I created the below code in order to test my understanding of sse intrinsics. The code compiles and runs correctly but the improvement with sse is not very significant. Using sse intrinsics is approx. 20% faster. Should't it be roughly 4x faster or 400% improvement in speed? Is the compiler optimizing the scalar loop? If so how can this be disabled? Is something wrong with the sse_mult() function that I wrote?
#include <stdio.h>
#include <stdlib.h>
#include <time.h>
#include <emmintrin.h>
// gcc options -mfpmath=sse -mmmx -msse -msse2 \ Not sure if any are needed have been using -msse2
/*--------------------------------------------------------------------------------------------------
* SIMD intrinsics header files
*
* <mmintrin.h> MMX
*
* <xmmintrin.h> SSE
*
* <emmintrin.h> SSE2
*
* <pmmintrin.h> SSE3
*
* <tmmintrin.h> SSE3
*
* <smmintrin.h> SSE4.1
*
* <nmmintrin.h> SSE4.2
*
* <ammintrin.h> SSE4A
*
* <wmmintrin.h> AES
*
* <immintrin.h> AVX
*------------------------------------------------------------------------------------------------*/
#define n 1000000
// Global variables
float a[n]; // array to hold random numbers
float b[n]; // array to hold random numbers
float c[n]; // array to hold product a*b for scalar multiply
__declspec(align(16)) float d[n] ; // array to hold product a*b for sse multiply
// Also possible to use __attribute__((aligned(16))); to force correct alignment
// Multiply using loop
void loop_mult() {
int i; // Loop index
clock_t begin_loop, end_loop; // clock_t is type returned by clock()
double time_spent_loop;
// Time multiply operation
begin_loop = clock();
// Multiply two arrays of doubles
for(i = 0; i < n; i++) {
c[i] = a[i] * b[i];
}
end_loop = clock();
// Calculate time it took to run loop. Type int CLOCK_PER_SEC is # of clock ticks per second.

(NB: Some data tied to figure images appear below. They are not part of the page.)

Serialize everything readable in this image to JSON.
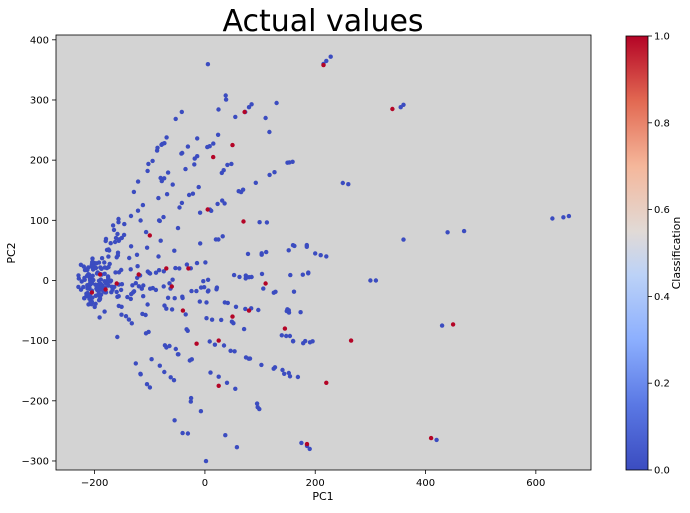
{
  "chart_data": {
    "type": "scatter",
    "title": "Actual values",
    "xlabel": "PC1",
    "ylabel": "PC2",
    "xlim": [
      -270,
      700
    ],
    "ylim": [
      -315,
      408
    ],
    "xticks": [
      -200,
      0,
      200,
      400,
      600
    ],
    "yticks": [
      -300,
      -200,
      -100,
      0,
      100,
      200,
      300,
      400
    ],
    "plot_background": "#d3d3d3",
    "point_colors": {
      "class_0": "#3b4cc0",
      "class_1": "#b40426"
    },
    "colorbar": {
      "label": "Classification",
      "range": [
        0.0,
        1.0
      ],
      "ticks": [
        "0.0",
        "0.2",
        "0.4",
        "0.6",
        "0.8",
        "1.0"
      ],
      "colormap": "coolwarm"
    },
    "rays": [
      {
        "angle_deg": 56,
        "points": 24
      },
      {
        "angle_deg": 48,
        "points": 24
      },
      {
        "angle_deg": 43,
        "points": 22
      },
      {
        "angle_deg": 35,
        "points": 22
      },
      {
        "angle_deg": 27,
        "points": 24
      },
      {
        "angle_deg": 17,
        "points": 20
      },
      {
        "angle_deg": 9,
        "points": 26
      },
      {
        "angle_deg": 3,
        "points": 22
      },
      {
        "angle_deg": -1,
        "points": 26
      },
      {
        "angle_deg": -6,
        "points": 26
      },
      {
        "angle_deg": -12,
        "points": 26
      },
      {
        "angle_deg": -20,
        "points": 24
      },
      {
        "angle_deg": -30,
        "points": 22
      },
      {
        "angle_deg": -41,
        "points": 18
      },
      {
        "angle_deg": -50,
        "points": 18
      }
    ],
    "series": [
      {
        "classification": 0,
        "color": "#3b4cc0",
        "x": [
          215,
          220,
          228,
          73,
          80,
          110,
          130,
          360,
          355,
          630,
          650,
          660,
          470,
          440,
          360,
          310,
          300,
          220,
          210,
          200,
          260,
          250,
          430,
          420,
          185,
          175,
          190,
          25,
          40,
          55
        ],
        "y": [
          360,
          365,
          372,
          280,
          288,
          270,
          295,
          292,
          288,
          103,
          105,
          107,
          82,
          80,
          68,
          0,
          0,
          40,
          42,
          45,
          160,
          162,
          -75,
          -265,
          -275,
          -270,
          -280,
          -160,
          -170,
          -180
        ]
      },
      {
        "classification": 1,
        "color": "#b40426",
        "x": [
          215,
          72,
          50,
          15,
          70,
          5,
          -30,
          -70,
          -120,
          -160,
          -190,
          -205,
          -40,
          80,
          110,
          145,
          50,
          25,
          -15,
          -60,
          25,
          220,
          265,
          340,
          450,
          410,
          185,
          -100,
          -180
        ],
        "y": [
          358,
          280,
          225,
          205,
          98,
          118,
          20,
          20,
          10,
          -5,
          10,
          -20,
          -50,
          -50,
          -5,
          -80,
          -60,
          -100,
          -105,
          -10,
          -175,
          -170,
          -100,
          285,
          -73,
          -262,
          -272,
          75,
          -15
        ]
      }
    ]
  }
}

time_spent_loop = (double)(end_loop - begin_loop) / CLOCKS_PER_SEC;
printf("Time for scalar loop was %f seconds\n", time_spent_loop);
}
// Multiply using sse
void sse_mult() {
int k,i; // Index
clock_t begin_sse, end_sse; // clock_t is type returned by clock()
double time_spent_sse;
// Time multiply operation
begin_sse = clock();
// Multiply two arrays of doubles
__m128 x,y,result; // __m128 is a data type, can hold 4 32 bit floating point values
result = _mm_setzero_ps(); // set register to hold all zeros
for(k = 0; k <= (n-4); k += 4) {
x = _mm_load_ps(&a[k]); // Load chunk of 4 floats into register
y = _mm_load_ps(&b[k]);
result = _mm_mul_ps(x,y); // multiply 4 floats
_mm_store_ps(&d[k],result); // store result in array
}
int extra = n%4; // If array size isn't exactly a multiple of 4 use scalar ops for remainder
if(extra!=0) {
for(i = (n-extra); i < n; i++) {
d[i] = a[i] * b[i];
}
}
end_sse = clock();
// Calculate time it took to run loop. Type int CLOCK_PER_SEC is # of clock ticks per second.
time_spent_sse = (double)(end_sse - begin_sse) / CLOCKS_PER_SEC;
printf("Time for sse was %f seconds\n", time_spent_sse);
}
int main() {
int i; // Loop index
srand((unsigned)time(NULL)); // initial value that rand uses, called the seed
// unsigned garauntees positive values
// time(NULL) uses the system clock as the seed so values will be different each time
for(i = 0; i < n; i++) {
// Fill arrays with random numbers
a[i] = ((float)rand()/RAND_MAX)*10; // rand() returns an integer value between 0 and RAND_MAX
b[i] = ((float)rand()/RAND_MAX)*20;
}
loop_mult();
sse_mult();
for(i=0; i<n; i++) {
// printf("a[%d] = %f\n", i, a[i]); // print values to check
// printf("b[%d] = %f\n", i, b[i]);
// printf("c[%d] = %f\n", i, c[i]);
// printf("d[%d] = %f\n", i, d[i]);
if(c[i]!=d[i]) {
printf("Error with sse multiply.\n");
break;
}
}
return 0;
}